Matt est-il venu chercher en Australie un dernier signe divin avant la grande épreuve, ou pense-t-il que le détournement de l’avion est déjà un premier indice de la présence de Dieu tout au long de son parcours ? Si c’est le cas, on ne pourra que s’étonner de l’ironie du Seigneur, qui balaie d’un revers de la main toutes les tentatives de sauvetage, toutes les figures de Sauveur. Au mieux, Matt s’est trompé de Dieu : celui qu’il voit sur le bateau a les allures d’un clochard, et jette quelqu’un par-dessus bord. Ce n’est pas celui qu’adorent les chrétiens, tout au plus celui que fréquentent les Juifs, qui se venge des péchés humains. Tout à leur désir de rétablir un certain ordre, rationnel chez Laurie, religieux chez Matt, les deux personnages qui mènent la barque ont pourtant entrepris de quitter Miracle, la ville où rien ne pouvait arriver.
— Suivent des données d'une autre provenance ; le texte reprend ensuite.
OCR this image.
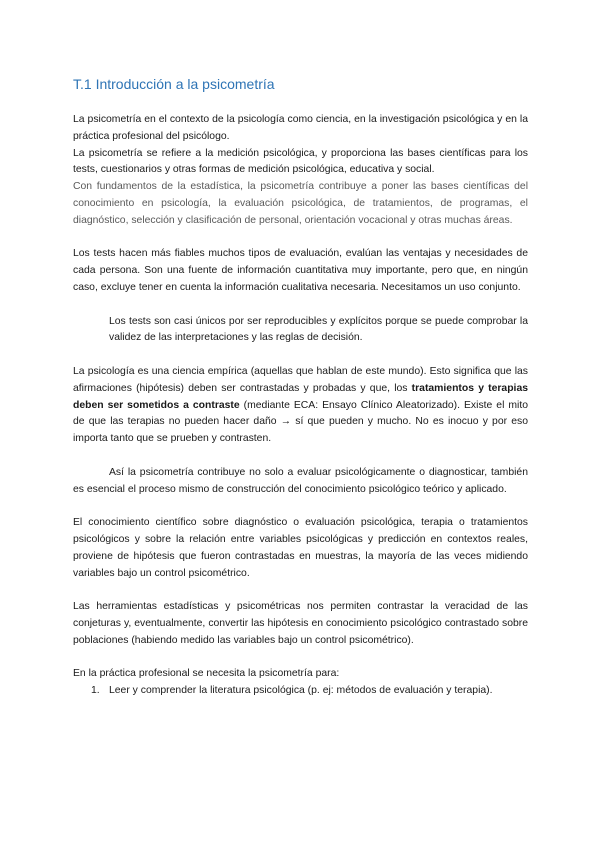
T.1 Introducción a la psicometría

La psicometría en el contexto de la psicología como ciencia, en la investigación psicológica y en la práctica profesional del psicólogo.

La psicometría se refiere a la medición psicológica, y proporciona las bases científicas para los tests, cuestionarios y otras formas de medición psicológica, educativa y social.

Con fundamentos de la estadística, la psicometría contribuye a poner las bases científicas del conocimiento en psicología, la evaluación psicológica, de tratamientos, de programas, el diagnóstico, selección y clasificación de personal, orientación vocacional y otras muchas áreas.

Los tests hacen más fiables muchos tipos de evaluación, evalúan las ventajas y necesidades de cada persona. Son una fuente de información cuantitativa muy importante, pero que, en ningún caso, excluye tener en cuenta la información cualitativa necesaria. Necesitamos un uso conjunto.

Los tests son casi únicos por ser reproducibles y explícitos porque se puede comprobar la validez de las interpretaciones y las reglas de decisión.

La psicología es una ciencia empírica (aquellas que hablan de este mundo). Esto significa que las afirmaciones (hipótesis) deben ser contrastadas y probadas y que, los tratamientos y terapias deben ser sometidos a contraste (mediante ECA: Ensayo Clínico Aleatorizado). Existe el mito de que las terapias no pueden hacer daño → sí que pueden y mucho. No es inocuo y por eso importa tanto que se prueben y contrasten.

Así la psicometría contribuye no solo a evaluar psicológicamente o diagnosticar, también es esencial el proceso mismo de construcción del conocimiento psicológico teórico y aplicado.

El conocimiento científico sobre diagnóstico o evaluación psicológica, terapia o tratamientos psicológicos y sobre la relación entre variables psicológicas y predicción en contextos reales, proviene de hipótesis que fueron contrastadas en muestras, la mayoría de las veces midiendo variables bajo un control psicométrico.

Las herramientas estadísticas y psicométricas nos permiten contrastar la veracidad de las conjeturas y, eventualmente, convertir las hipótesis en conocimiento psicológico contrastado sobre poblaciones (habiendo medido las variables bajo un control psicométrico).

En la práctica profesional se necesita la psicometría para:

1. Leer y comprender la literatura psicológica (p. ej: métodos de evaluación y terapia).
La cité avait en effet fini à feu et à sang au terme de la saison 2. Ce à quoi croient réellement Matt et Laurie est une idée somme toute commune et convenue de la justice, celle des Hommes. Ils ne désirent rien plus que le retour aux affaires normales, dont la perspective s’éloigne pourtant sans cesse.

C’est en effet un attentat terroriste qui ouvre l’épisode 5 : un homme nu fait exploser une centrale nucléaire française dans le Pacifique, dans une volonté de précipiter la fin du monde en même temps qu’en un rappel d’un crime que les autorités françaises n’ont jamais accepté de payer, sur un territoire où elles n’étaient pas tout à fait chez elles. Est-ce pour ça qu’un chanteur français accompagne la marche de l’épisode ? Une autre idée vient en tête : Aznavour est d’origine arménienne, comme l’Arche qui devait sauver l’humanité et les animaux du Déluge. La chanson, comme l’Arche, ne sauvera cette fois-ci personne : dans l’épisode suivant, Kevin se demande lui aussi si son pouvoir de résurrection est un fusil à un coup. Le terroriste incarne, à sa manière, un retour de l’homme à l’état sauvage, c’est-à-dire un trajet impossible vers un horizon inexistant. Il fait également écho à Kevin, un Messie qui n’a jamais réussi qu’une seule chose : détruire sa vie et celle des autres.

Tout à sa quête d’un nouveau Christ, Matt n’a jamais songé qu’il avait peut-être réécrit le mauvais livre. C’est dans L’Exode qu’il faudrait chercher, et c’est un autre monde qu’il faudrait ouvrir. Il n’y a pas d’Arche, il n’y a qu’un paquebot qui n’accueille que les initiés. Il n’y a pas de maison, il n’y a que des fuites. Il n’y a pas de Dieu, il n’y a que des individus qui ne savent pas se hisser à la hauteur des héros.